On Linux, though there is much more diversity. People have different distributions are different versions of various major components, such as MySQL, PHP, and Mono, and not all immediately compatible. Many Linux administrators went through their server, if set it to remove things that were not think I need to "security" reasons ( "if you are going to use / bin / ls, delete it - - it 'is just waiting for the security hole To be found, they said), and now, here it is, three years later, and they will install FogBugz, and not get why ls does not work. Bottom line: it takes a bit to hammering FogBugz to get to work in many Linux systems.
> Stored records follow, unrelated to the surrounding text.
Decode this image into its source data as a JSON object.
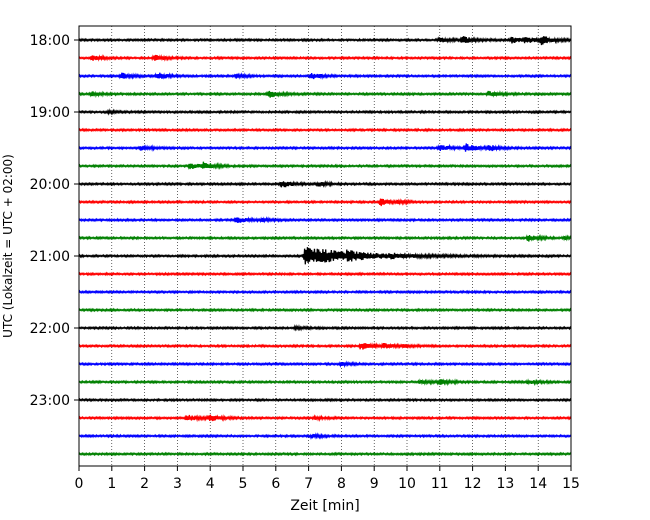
{
  "chart_data": {
    "type": "line",
    "subtype": "helicorder-seismogram",
    "xlabel": "Zeit  [min]",
    "ylabel": "UTC (Lokalzeit = UTC + 02:00)",
    "xlim": [
      0,
      15
    ],
    "x_ticks": [
      0,
      1,
      2,
      3,
      4,
      5,
      6,
      7,
      8,
      9,
      10,
      11,
      12,
      13,
      14,
      15
    ],
    "x_tick_labels": [
      "0",
      "1",
      "2",
      "3",
      "4",
      "5",
      "6",
      "7",
      "8",
      "9",
      "10",
      "11",
      "12",
      "13",
      "14",
      "15"
    ],
    "y_tick_labels": [
      "18:00",
      "19:00",
      "20:00",
      "21:00",
      "22:00",
      "23:00"
    ],
    "vertical_grid": "dotted",
    "trace_interval_min": 15,
    "trace_colors": [
      "#000000",
      "#ff0000",
      "#0000ff",
      "#008000"
    ],
    "traces": [
      {
        "start": "18:00",
        "events": [
          [
            11.0,
            0.4
          ],
          [
            11.7,
            0.6
          ],
          [
            13.2,
            0.5
          ],
          [
            13.6,
            0.5
          ],
          [
            14.1,
            0.7
          ]
        ]
      },
      {
        "start": "18:15",
        "events": [
          [
            0.4,
            0.5
          ],
          [
            2.3,
            0.5
          ]
        ]
      },
      {
        "start": "18:30",
        "events": [
          [
            1.3,
            0.5
          ],
          [
            2.4,
            0.6
          ],
          [
            4.8,
            0.3
          ],
          [
            7.1,
            0.5
          ]
        ]
      },
      {
        "start": "18:45",
        "events": [
          [
            0.4,
            0.3
          ],
          [
            5.8,
            0.6
          ],
          [
            12.5,
            0.4
          ]
        ]
      },
      {
        "start": "19:00",
        "events": [
          [
            0.9,
            0.2
          ]
        ]
      },
      {
        "start": "19:15",
        "events": []
      },
      {
        "start": "19:30",
        "events": [
          [
            1.9,
            0.4
          ],
          [
            11.0,
            0.5
          ],
          [
            11.8,
            0.7
          ],
          [
            12.5,
            0.5
          ]
        ]
      },
      {
        "start": "19:45",
        "events": [
          [
            3.4,
            0.5
          ],
          [
            3.8,
            0.6
          ]
        ]
      },
      {
        "start": "20:00",
        "events": [
          [
            6.2,
            0.6
          ],
          [
            7.3,
            0.3
          ]
        ]
      },
      {
        "start": "20:15",
        "events": [
          [
            9.2,
            0.6
          ],
          [
            9.7,
            0.2
          ]
        ]
      },
      {
        "start": "20:30",
        "events": [
          [
            4.8,
            0.6
          ],
          [
            5.6,
            0.2
          ]
        ]
      },
      {
        "start": "20:45",
        "events": [
          [
            13.7,
            0.5
          ],
          [
            14.8,
            0.2
          ]
        ]
      },
      {
        "start": "21:00",
        "events": [
          [
            6.9,
            1.6
          ],
          [
            8.2,
            0.6
          ],
          [
            9.5,
            0.3
          ]
        ]
      },
      {
        "start": "21:15",
        "events": []
      },
      {
        "start": "21:30",
        "events": []
      },
      {
        "start": "21:45",
        "events": []
      },
      {
        "start": "22:00",
        "events": [
          [
            6.6,
            0.2
          ]
        ]
      },
      {
        "start": "22:15",
        "events": [
          [
            8.6,
            0.6
          ],
          [
            9.3,
            0.4
          ],
          [
            9.9,
            0.2
          ]
        ]
      },
      {
        "start": "22:30",
        "events": [
          [
            8.0,
            0.2
          ]
        ]
      },
      {
        "start": "22:45",
        "events": [
          [
            10.4,
            0.3
          ],
          [
            11.0,
            0.4
          ],
          [
            13.7,
            0.3
          ]
        ]
      },
      {
        "start": "23:00",
        "events": []
      },
      {
        "start": "23:15",
        "events": [
          [
            3.3,
            0.6
          ],
          [
            4.0,
            0.5
          ],
          [
            7.2,
            0.2
          ]
        ]
      },
      {
        "start": "23:30",
        "events": [
          [
            7.1,
            0.3
          ]
        ]
      },
      {
        "start": "23:45",
        "events": []
      }
    ]
  }
}
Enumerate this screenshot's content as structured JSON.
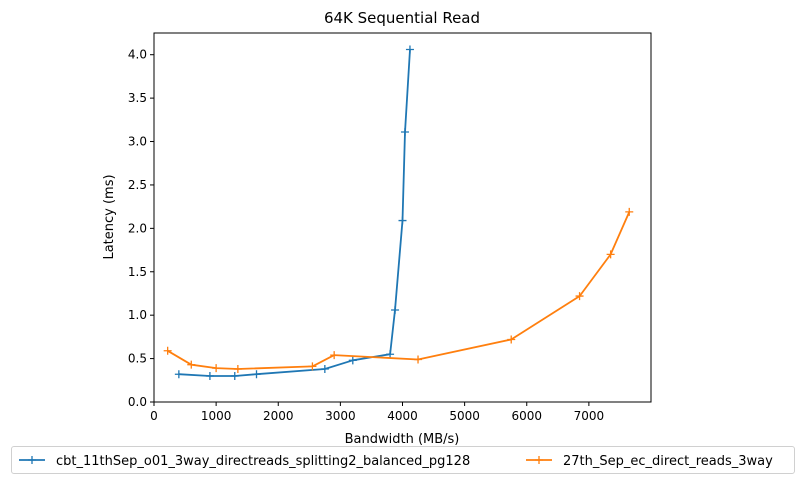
{
  "chart_data": {
    "type": "line",
    "title": "64K  Sequential Read",
    "xlabel": "Bandwidth (MB/s)",
    "ylabel": "Latency (ms)",
    "xlim": [
      0,
      8000
    ],
    "ylim": [
      0,
      4.25
    ],
    "xticks": [
      0,
      1000,
      2000,
      3000,
      4000,
      5000,
      6000,
      7000
    ],
    "xtick_labels": [
      "0",
      "1000",
      "2000",
      "3000",
      "4000",
      "5000",
      "6000",
      "7000"
    ],
    "yticks": [
      0.0,
      0.5,
      1.0,
      1.5,
      2.0,
      2.5,
      3.0,
      3.5,
      4.0
    ],
    "ytick_labels": [
      "0.0",
      "0.5",
      "1.0",
      "1.5",
      "2.0",
      "2.5",
      "3.0",
      "3.5",
      "4.0"
    ],
    "grid": false,
    "legend_position": "bottom-outside",
    "series": [
      {
        "name": "cbt_11thSep_o01_3way_directreads_splitting2_balanced_pg128",
        "color": "#1f77b4",
        "marker": "plus",
        "x": [
          400,
          900,
          1300,
          1650,
          2750,
          3200,
          3800,
          3880,
          4000,
          4040,
          4120
        ],
        "y": [
          0.32,
          0.3,
          0.3,
          0.32,
          0.38,
          0.48,
          0.55,
          1.06,
          2.09,
          3.11,
          4.06
        ]
      },
      {
        "name": "27th_Sep_ec_direct_reads_3way",
        "color": "#ff7f0e",
        "marker": "plus",
        "x": [
          220,
          600,
          1000,
          1350,
          2550,
          2900,
          4250,
          5750,
          6850,
          7350,
          7650
        ],
        "y": [
          0.59,
          0.43,
          0.39,
          0.38,
          0.41,
          0.54,
          0.49,
          0.72,
          1.22,
          1.7,
          2.19
        ]
      }
    ]
  }
}
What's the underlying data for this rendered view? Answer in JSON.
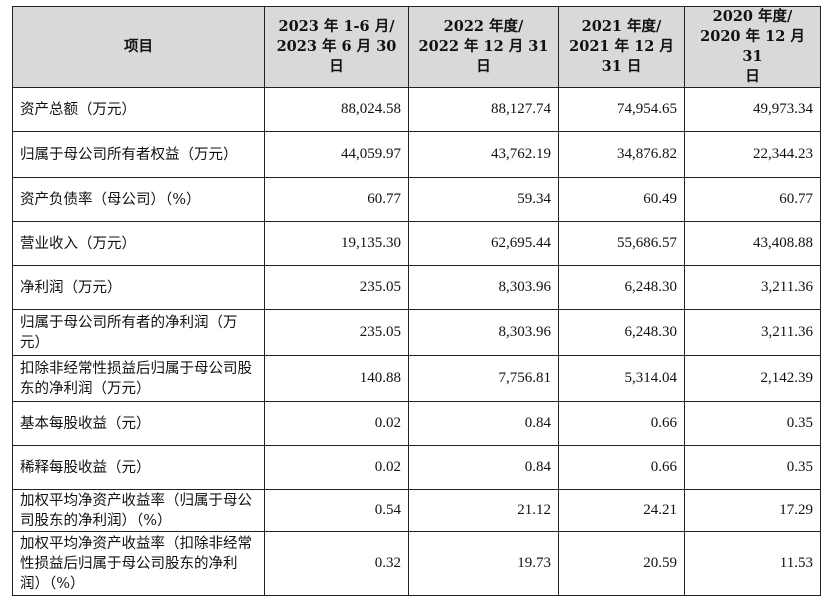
{
  "headers": [
    "项目",
    "2023 年 1-6 月/\n2023 年 6 月 30\n日",
    "2022 年度/\n2022 年 12 月 31\n日",
    "2021 年度/\n2021 年 12 月\n31 日",
    "2020 年度/\n2020 年 12 月 31\n日"
  ],
  "rows": [
    {
      "label": "资产总额（万元）",
      "values": [
        "88,024.58",
        "88,127.74",
        "74,954.65",
        "49,973.34"
      ]
    },
    {
      "label": "归属于母公司所有者权益（万元）",
      "values": [
        "44,059.97",
        "43,762.19",
        "34,876.82",
        "22,344.23"
      ]
    },
    {
      "label": "资产负债率（母公司）（%）",
      "values": [
        "60.77",
        "59.34",
        "60.49",
        "60.77"
      ]
    },
    {
      "label": "营业收入（万元）",
      "values": [
        "19,135.30",
        "62,695.44",
        "55,686.57",
        "43,408.88"
      ]
    },
    {
      "label": "净利润（万元）",
      "values": [
        "235.05",
        "8,303.96",
        "6,248.30",
        "3,211.36"
      ]
    },
    {
      "label": "归属于母公司所有者的净利润（万元）",
      "values": [
        "235.05",
        "8,303.96",
        "6,248.30",
        "3,211.36"
      ]
    },
    {
      "label": "扣除非经常性损益后归属于母公司股东的净利润（万元）",
      "values": [
        "140.88",
        "7,756.81",
        "5,314.04",
        "2,142.39"
      ]
    },
    {
      "label": "基本每股收益（元）",
      "values": [
        "0.02",
        "0.84",
        "0.66",
        "0.35"
      ]
    },
    {
      "label": "稀释每股收益（元）",
      "values": [
        "0.02",
        "0.84",
        "0.66",
        "0.35"
      ]
    },
    {
      "label": "加权平均净资产收益率（归属于母公司股东的净利润）（%）",
      "values": [
        "0.54",
        "21.12",
        "24.21",
        "17.29"
      ]
    },
    {
      "label": "加权平均净资产收益率（扣除非经常性损益后归属于母公司股东的净利润）（%）",
      "values": [
        "0.32",
        "19.73",
        "20.59",
        "11.53"
      ]
    }
  ]
}
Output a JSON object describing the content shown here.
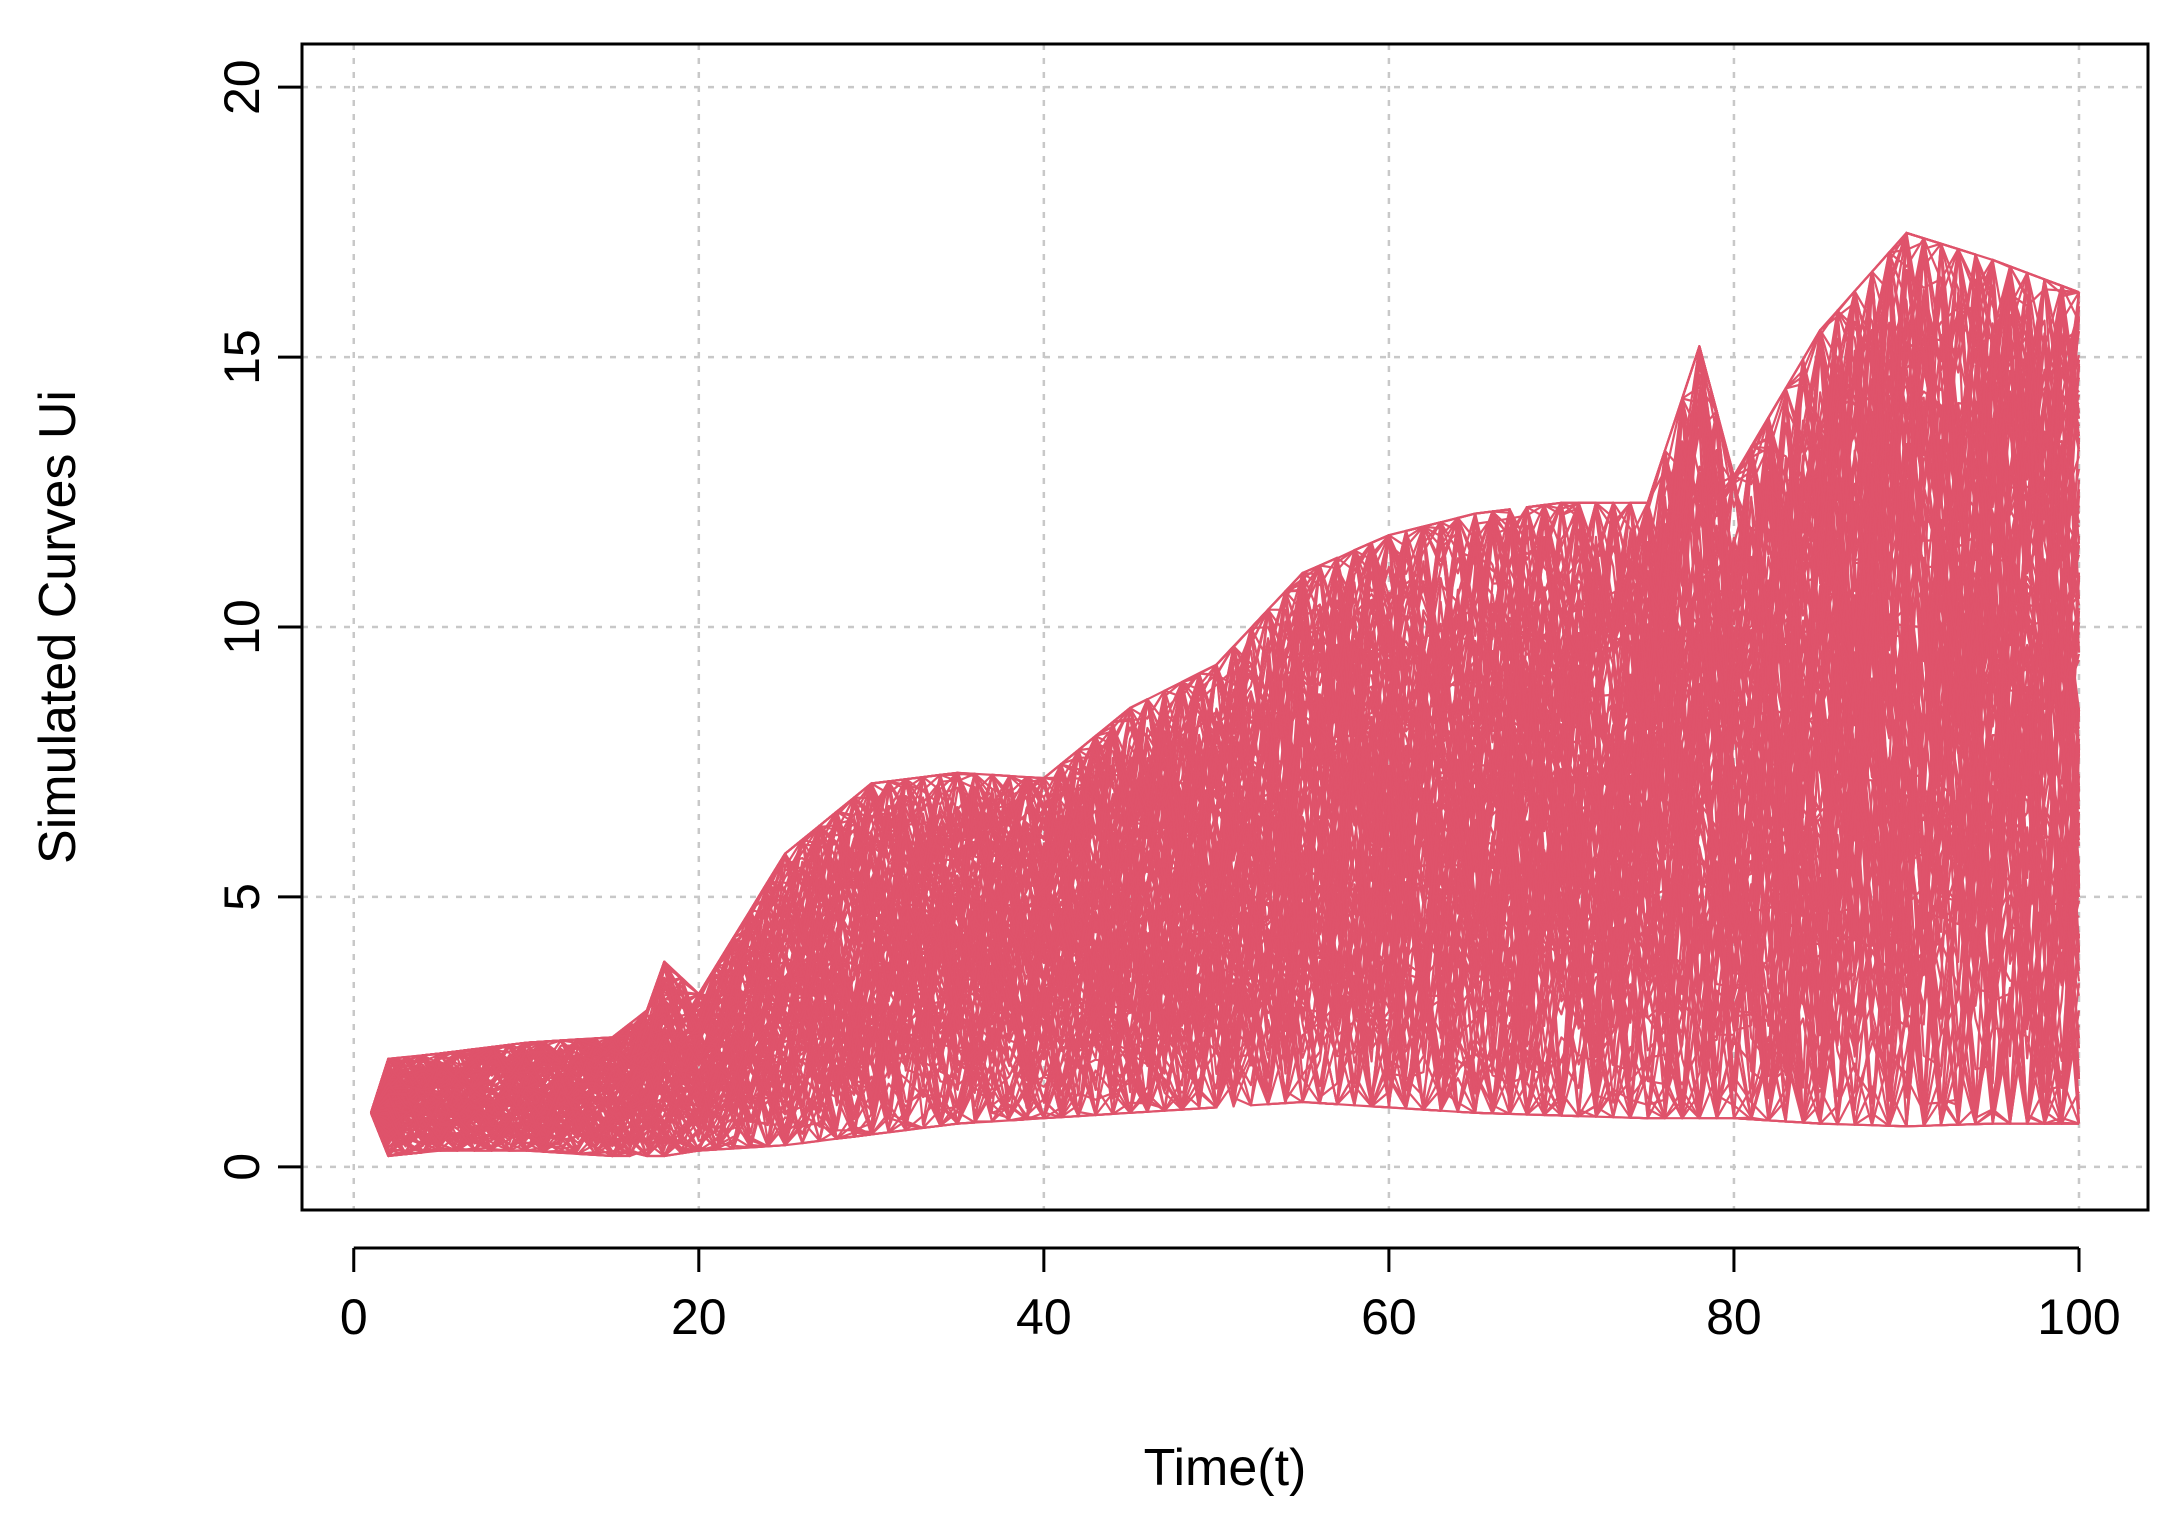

So this position is for Linux coder who will also be responsible FogBugz working to get our customers' systems. Darling My theory is that if a person who to call when a customer is missing, say, the Pear Mail module, if this person is the same person who submits the installation code, it will eventually acquire the ill sshing to customers' websites and entering a "pear install Mail" for them and they will only repair in the code once and for all. And I think many people would find a job, which combines solutions to the problems with the new software will be quite interesting, especially if, as I said, you love Linux.
On the development side, you've also got to handle any Linux-specific code. Right now, it is a combination of PHP, Mono, and various scripting languages. Most FogBugz is written in our own portable language, Wasabi. You will be responsible to maintain the Linux-specific parts of the code, and will work to maintain Wasabi for Linux at the same level as Wasabi for Windows.
Are you interested? Linux gurus in the Fog Creek
Finally, we were able to use extreme internal Windows guru. I do not have a "Access / VB" kind of guru. I mean Win 32, COM. Net, GDI programming, low level of computers running Windows things in C + + and C # kind of guru. And when I say. "Net" I do not have in mind "Ooh look, I made ASP.NET websites with GridView, which shows a list of customers." Uh-uh. Let the other league for the boss (me). For this work, you work directly on the native. NET programming language, CLR bytecode generation and integration with Visual Studio debugger. You solution obscure threading model problems in other people's code. You hacking GDI to improve the performance of our Remote Desktop Service, the second pilot. Will to why the trivial things that used to work do not work in any other 64-bit Vista. This is a perfect job on the type of developers who are doing the Windows API, programming for years, who are reading MSDN Magazine, it was called, MSJ, who actually means what thou Box is talking about who can explain how the example of a COM Objects of DLL without touching the registry, and who can determine the jerky Microsoft documentation on how to play the first four bars Gaudeamus IGITUR on a computer without a sound card.
Are you interested? Windows Home gurus in the Fog Creek
Do not use small teams can do more things than the big teams? Did not The Mythical Man Month convincingly prove that you should have the smallest possible team? Do not startups with two children run circles around the large companies? Fog Creek is not available large and bureaucratic? Why hire more people?
No, no, no and no. It's a little more complicated than this. The 20 people we are still fit around one table lunch, and we're far from being unable to get what. And what MMM argued that the only people in the late addition of the project is a project at a later date. The more people you have, the more communication you need, which counterbalances the added productivity of the extraordinary people - this is the end of MMM - and so when we add people are always trying to figure out how to do it in a way that is efficient. But the bottom line is that we have a long list of things that we wanted to do, and also our small-team is forced to do things in the series that could be done in parallel with a few more people. So in the long term I think we'll continue hiring carefully and discreetly, keeping each of the teams small core of (our largest dev team right now is, ehm, three people), and I think that we are still on the move from worrying about Fog Creek.